I think that's a little apocalyptic but there's definitely a risk.
I've just been at a major Data & AI conference and the consensus view is that there's ideally a 20-60-20 approach to AI, with humans doing the first 20% of ensuring the input data to LLMs is correct, then 60% of the work being done by the AI, then human oversight of the output being the final 20%.
Technology has always thrown up new possibilities of doing things better and we have to adapt. We don't have rooms full of typists these days, we don't have to prepare accounts by adding up figures manually, or on calculating machines where you punched the numbers in and pulled a handle, like in my accountancy days.
One of the presenters, who was in the process of building an agentic AI system to manage insurance product reviews for her company.
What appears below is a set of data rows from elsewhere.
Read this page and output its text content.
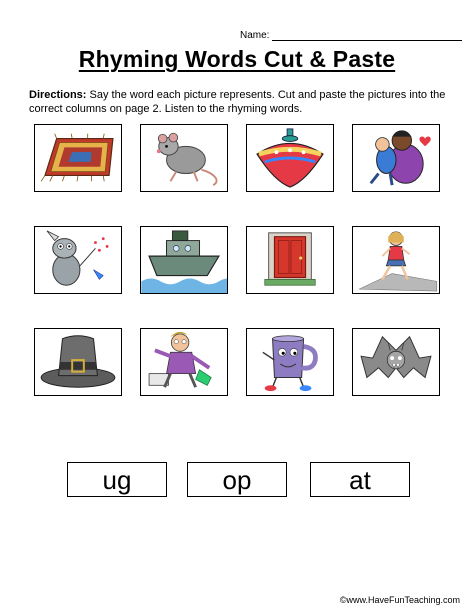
Name:
Rhyming Words Cut & Paste
Directions: Say the word each picture represents. Cut and paste the pictures into the correct columns on page 2. Listen to the rhyming words.
ug	op	at
©www.HaveFunTeaching.com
She talked about a concept she called "LLMs-as-judges", which I wasn't initially clear about, but she explained involved multiple LLMs monitoring each other. I laughed when she explained that, as Airbus implemented that concept 40 years ago on the A320. That was the first commercial airplane to use digital 'fly-by wire' flight control systems, replacing the mechanical hydraulic systems that had previously powered flight control surfaces. They did this by using three completely separate teams to programme these totally independently. In use, they would come to a majority view on the safest way to implement the pilot's instructions, nd if one did something stupid because the programming team had got something wrong, the other two could override it.
So, yes, there is a risk but we've also heard this stuff before, from the Luddites to those who thought computers would take all our jobs and we'd have loads of leisure time.